We might be familiar with the word eitz and its various forms from the Bible: eitz ha’daat (the Tree of Knowledge), eitz ha’Chaim (the Tree of Life), atzei Shittim (Shittim wood), atzei Levanah (Lebanon wood), and the like. There is, however, another word for tree: ilan. We have already shown over and over again that no two words in the Hebrew language mean exactly the same. So then why are there two words for “tree” and what is the difference between those two words?
Rabbi Shlomo Pappenheim of Breslau (1740-1814) writes that the word eitz is related to the Hebrew word atzum (strong) and etzem (bone), as it denotes the strength and durability of a tree (as opposed to other, flimsy forms of flora, like grass).
The attentive reader might notice that while the word eitz appears countless times in the Bible, the word ilan does not. Rather, the word ilan appears only once in the Bible (Daniel 4:7) and a similar word — ilana (which also means tree) — appears several times in the fourth chapter of Daniel (verses 8, 11, 17, 20, and 23). That chapter, like most of the book of Daniel, is actually written in Aramaic, not in Hebrew. This would suggest that eitz is a Hebrew word, while ilan(a) is an Aramaic word. The latter word constantly appears in the Mishna and other rabbinic writings, leading us to ask why the Sages of the Mishna preferred to use the Aramaic word for tree, instead of the Hebrew one.
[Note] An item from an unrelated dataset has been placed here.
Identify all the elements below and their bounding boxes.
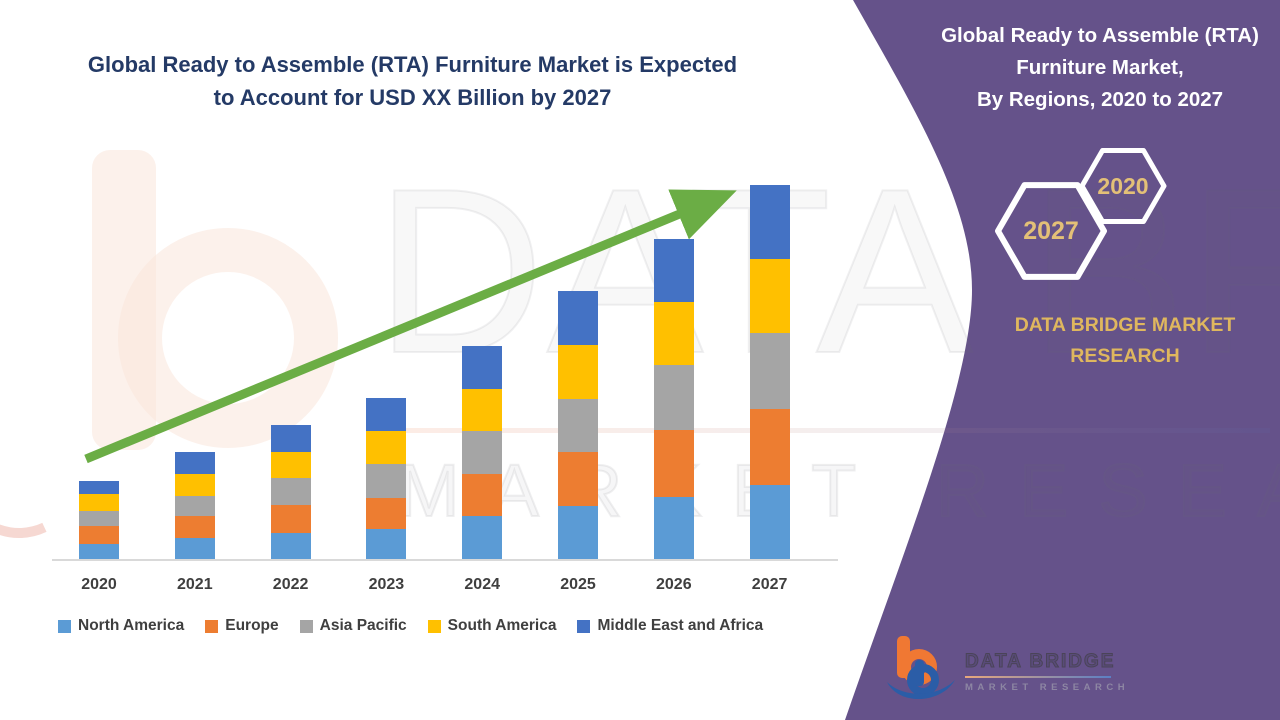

To resolve these difficulties, Rabbi Chaim Hirschensohn (1857-1935) explains that while Biblical Hebrew uses the word eitz to mean both a tree and its wood, the Rabbis decided to differentiate between living trees and cut wood by using two different words. To that effect, they took the Aramaic word ilana found in the Bible to mean a living tree, Hebraized it to coin the word ilan, and adopted that neologism as the new word for a live tree. Concomitantly, they narrowed the definition of the Hebrew word eitz to refer only to wood. The advantage of this new linguistic policy was that the Rabbis now had a convenient way of differentiating between a live tree and wood with a simple change in word.
Rabbi Betzalel Stern (1911-1988), the author of Responsa Be’tzel Ha’chachma,wasonce asked whether the traditional formulation of blessings and prayers were phrased according to the grammar and usage of Biblical Hebrew or of Rabbinic Hebrew. He answered this question by citing the Mishna (Berachot 6:1) which rules, “On the fruits of an ilan one blesses borei pri ha’eitz (“He who creates the fruit of the eitz”).” Rabbi Stern explained that although the word for tree in the spoken vernacular was the Aramaic-based ilan, the Mishna nonetheless chose to use the word eitz in the wording of the blessing before eating fruits. To him, this clearly demonstrates that the Rabbis preferred Biblical Hebrew to their own form of Hebrew when deciding on the exact phraseology of blessings.